Monkey business in Milton Park
Charlie, the young vervet monkey, was dead, heartlessly gunned down in the leafy Harare suburb of Milton Park.
For about three months, little Charlie had been living happily in the woody glades of Lawson Avenue. He had won the hearts of the locals. They gave him his name, put out fruit and looked on him as a pet. The shy, black-faced vervet often sheltered in an empty neighbourhood rabbit hutch.
But this suburban idyll came to an abrupt and cruel end. Acting in response to orders from local politician Dennis Divaris rangers from National Parks came to remove poor Charlie.
To the horror of the neighbours, two low calibre shots rang out.
Charlie, hit and wounded, was cowering in a tree. Blaming old or damp ammunition, the rangers returned an hour later with a powerful hunting rifle and ended Charlie’s pain by blasting him out of the trees.
”There was no question of Charlie being rabid, diseased, or vicious. If a child had been attacked, I would have been the first to agree to putting him down, but he harmed no one and wasn’t tame enough to go near people,” said one aggrieved householder.
Charlie wasn’t tame enough either to be hand fed and bananas left out for him at the same spot every day discreetly disappeared. ”It was as if he trusted us.”

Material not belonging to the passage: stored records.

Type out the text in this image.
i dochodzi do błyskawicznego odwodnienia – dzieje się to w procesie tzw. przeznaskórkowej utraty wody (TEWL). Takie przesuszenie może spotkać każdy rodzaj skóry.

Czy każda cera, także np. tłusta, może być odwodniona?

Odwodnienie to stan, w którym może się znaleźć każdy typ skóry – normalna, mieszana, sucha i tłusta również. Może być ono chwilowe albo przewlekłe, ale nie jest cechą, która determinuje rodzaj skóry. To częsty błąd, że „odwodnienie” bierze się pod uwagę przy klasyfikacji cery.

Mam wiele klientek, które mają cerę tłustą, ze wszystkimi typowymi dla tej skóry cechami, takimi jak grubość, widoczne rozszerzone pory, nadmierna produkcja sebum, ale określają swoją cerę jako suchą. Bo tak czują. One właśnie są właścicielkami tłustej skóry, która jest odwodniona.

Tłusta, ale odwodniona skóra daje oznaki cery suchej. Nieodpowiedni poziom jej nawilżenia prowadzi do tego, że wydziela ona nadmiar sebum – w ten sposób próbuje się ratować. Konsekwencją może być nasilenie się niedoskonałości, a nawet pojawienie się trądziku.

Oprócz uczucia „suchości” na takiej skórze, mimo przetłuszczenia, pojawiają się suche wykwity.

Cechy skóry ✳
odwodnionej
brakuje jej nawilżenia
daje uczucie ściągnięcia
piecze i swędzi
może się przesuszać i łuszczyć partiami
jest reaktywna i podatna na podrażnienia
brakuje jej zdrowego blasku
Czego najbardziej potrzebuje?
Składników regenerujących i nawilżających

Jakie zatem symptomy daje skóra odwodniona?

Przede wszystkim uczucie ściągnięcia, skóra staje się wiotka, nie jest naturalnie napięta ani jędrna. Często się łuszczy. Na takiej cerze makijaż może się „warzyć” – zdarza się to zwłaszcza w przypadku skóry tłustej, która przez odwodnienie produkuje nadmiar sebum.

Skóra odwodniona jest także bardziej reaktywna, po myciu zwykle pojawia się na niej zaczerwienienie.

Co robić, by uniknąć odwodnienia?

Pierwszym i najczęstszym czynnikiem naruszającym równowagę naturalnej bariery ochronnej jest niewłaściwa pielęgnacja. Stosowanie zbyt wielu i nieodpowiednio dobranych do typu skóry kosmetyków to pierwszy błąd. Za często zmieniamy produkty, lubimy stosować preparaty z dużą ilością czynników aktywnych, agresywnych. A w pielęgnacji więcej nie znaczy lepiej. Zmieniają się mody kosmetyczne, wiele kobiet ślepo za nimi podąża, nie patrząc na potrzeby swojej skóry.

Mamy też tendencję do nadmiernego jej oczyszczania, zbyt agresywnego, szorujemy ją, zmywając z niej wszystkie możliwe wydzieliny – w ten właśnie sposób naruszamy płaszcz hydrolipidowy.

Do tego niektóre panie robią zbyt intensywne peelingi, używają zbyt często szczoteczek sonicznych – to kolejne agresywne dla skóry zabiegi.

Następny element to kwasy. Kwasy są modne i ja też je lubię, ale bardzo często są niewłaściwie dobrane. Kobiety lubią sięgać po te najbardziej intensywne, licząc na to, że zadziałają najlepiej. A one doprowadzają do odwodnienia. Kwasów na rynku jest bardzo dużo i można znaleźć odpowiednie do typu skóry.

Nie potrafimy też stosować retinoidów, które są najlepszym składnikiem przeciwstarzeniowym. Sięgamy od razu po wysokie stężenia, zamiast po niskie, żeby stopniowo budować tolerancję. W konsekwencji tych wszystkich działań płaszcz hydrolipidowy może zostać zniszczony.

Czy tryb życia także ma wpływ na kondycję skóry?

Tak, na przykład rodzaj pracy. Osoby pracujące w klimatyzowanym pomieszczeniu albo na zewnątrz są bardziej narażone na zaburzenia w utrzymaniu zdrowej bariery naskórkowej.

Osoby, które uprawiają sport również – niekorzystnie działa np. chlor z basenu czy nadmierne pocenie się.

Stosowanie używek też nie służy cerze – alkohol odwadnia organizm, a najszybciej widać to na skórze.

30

Divaris now came into the firing line ahead of upcoming elections.
”I question the political judgement of anyone who could believe Charlie constituted a danger or a nuisance,” said another neighbour “Instead of relocating him to the wild, he had Charlie killed. How could anyone vote for him?”

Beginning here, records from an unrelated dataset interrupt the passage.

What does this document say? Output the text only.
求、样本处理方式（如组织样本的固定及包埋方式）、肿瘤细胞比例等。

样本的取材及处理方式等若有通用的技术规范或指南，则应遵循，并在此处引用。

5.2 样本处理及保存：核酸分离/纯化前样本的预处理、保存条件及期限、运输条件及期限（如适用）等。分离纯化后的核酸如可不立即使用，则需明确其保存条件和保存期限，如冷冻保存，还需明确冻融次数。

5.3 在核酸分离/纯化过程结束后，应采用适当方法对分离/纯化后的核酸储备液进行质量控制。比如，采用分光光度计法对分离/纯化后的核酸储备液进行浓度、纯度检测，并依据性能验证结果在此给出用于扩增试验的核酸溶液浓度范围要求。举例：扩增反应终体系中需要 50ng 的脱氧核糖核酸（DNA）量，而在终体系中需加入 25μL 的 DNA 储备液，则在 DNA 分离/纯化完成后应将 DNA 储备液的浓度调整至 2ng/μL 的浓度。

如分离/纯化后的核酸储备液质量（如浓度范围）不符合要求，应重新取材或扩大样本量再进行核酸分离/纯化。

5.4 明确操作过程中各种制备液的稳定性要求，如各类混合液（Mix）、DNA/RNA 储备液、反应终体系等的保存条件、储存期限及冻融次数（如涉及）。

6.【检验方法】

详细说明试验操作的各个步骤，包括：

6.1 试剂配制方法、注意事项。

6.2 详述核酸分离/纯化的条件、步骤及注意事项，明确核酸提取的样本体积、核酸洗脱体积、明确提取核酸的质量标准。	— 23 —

Poor Charlie had joined the political fray.
Divaris decided against a lawsuit against his detractors when his past haunted him. Now a bootlicker in the new order, he had been a stalwart of Ian Smith’s right-wing Rhodesia Front.
It wasn’t difficult to go to the library of parliament and look up his rabid speeches in the official record, Hansard, as a Rhodesia Front MP and a parliamentary whip.
He lost his bid for re-election and sold his house in Milton Park.
Thank you Angus for the reminder of the sad demise of my namesake, the vervet monkey of Milton Park, which I recall from one of your earlier posts. It brings to mind my long held view that when I lose a furry friend I can often think of several humans I would rather see go first.